Gunshots behind me, but not close. Warning shots, maybe, or frustration at targets they can’t quite see through the trees. I keep climbing, lungs burning, legs screaming, driven by adrenaline and the clear knowledge that capture means disappearing into Marcus Hale’s network of horrors.
At the crest of the ridge, I pause to assess.
The safe house is visible below, surrounded by vehicles that definitely weren’t there an hour ago.
I see black SUVs, professional grade, positioned for rapid extraction rather than siege.
This isn’t random violence or opportunistic crime—this is military precision applied to kidnapping, funded by resources most criminals could never access.
Movement catches my eye. Three figures climbing the slope I just ascended, moving with steady determination rather than desperate speed. They know they’re pursuing someone with limited options, someone whose endurance will fail before theirs does.
The smart play is to keep running, to put as much distance as possible between myself and immediate threat while hoping Nikola’s people can track my location and coordinate rescue.
But looking down at the house where Rebecca and her team probably died protecting me, at the vehicles that represent Marcus’s reach into what should have been absolute safety, I realize that running only delays the inevitable.
Marcus found me here. He’ll find me anywhere I run. The only way this ends is if someone eliminates the threat permanently, and that can’t happen while I’m scattered across the mountains being hunted like prey.
I need to survive long enough for Nikola to find me. More than that, I need to survive long enough to help him end Marcus Hale once and for all.
The emergency phone in my pocket has enough battery for one call, maybe two if I’m lucky. One chance to tell Nikola where I am, what I’m facing, and how to find the people responsible for turning his protection into a lie.
I dial his number and pray he answers before the men climbing toward me decide that taking me alive is optional rather than required.
The hunt is far from over.
The call connects on the second ring.
“Elara?” Nikola’s voice cuts through static, sharp with fear and hope in equal measure.
“They found me,” I say without preamble, crouching behind a boulder while scanning the tree line below. “Rebecca’s team is down, maybe dead. Professional extraction team, military-grade equipment, orders to take me alive.”
“Where are you?”
“Ridge above the safe house, maybe half a mile northeast. Three hostiles in pursuit, possibly more at the base.” I can hear them now—voices coordinating through the trees, getting closer despite the terrain advantage I thought I had.
“They’re good, Nikola. This isn’t random contractors.
These are people who know what they’re doing. ”
“I’m coming. Hold your position, avoid engagement, wait for—”

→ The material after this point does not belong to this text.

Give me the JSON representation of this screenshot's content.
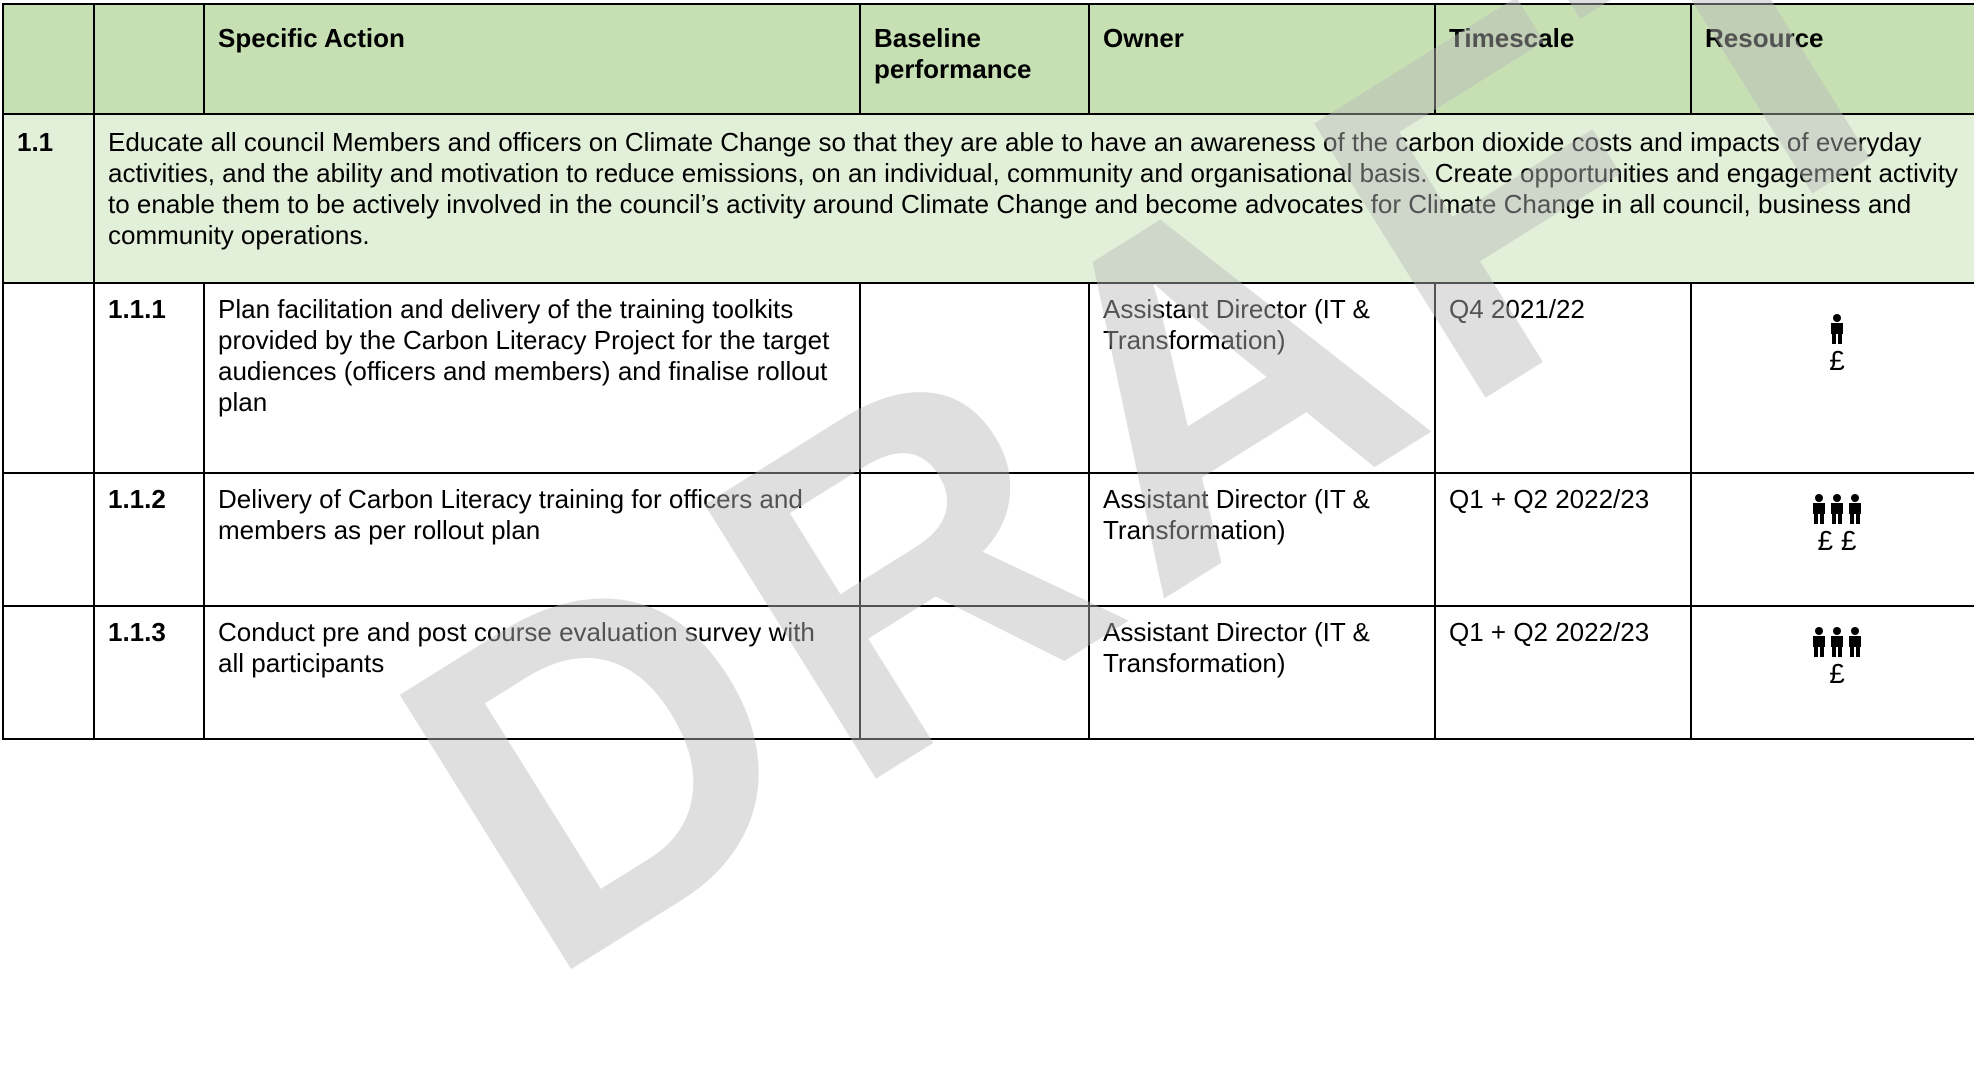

“There’s no time.” The voices are clearer now, close enough that I can make out individual words. They’re spreading out, flanking my position, cutting off escape routes with tactical precision. “I love you. Remember that, whatever happens next.”
I end the call and switch the phone to silent, tucking it deep into my jacket pocket. If they take me, if I don’t make it out, at least Nikola will know where to start looking.
The attack comes from three directions simultaneously.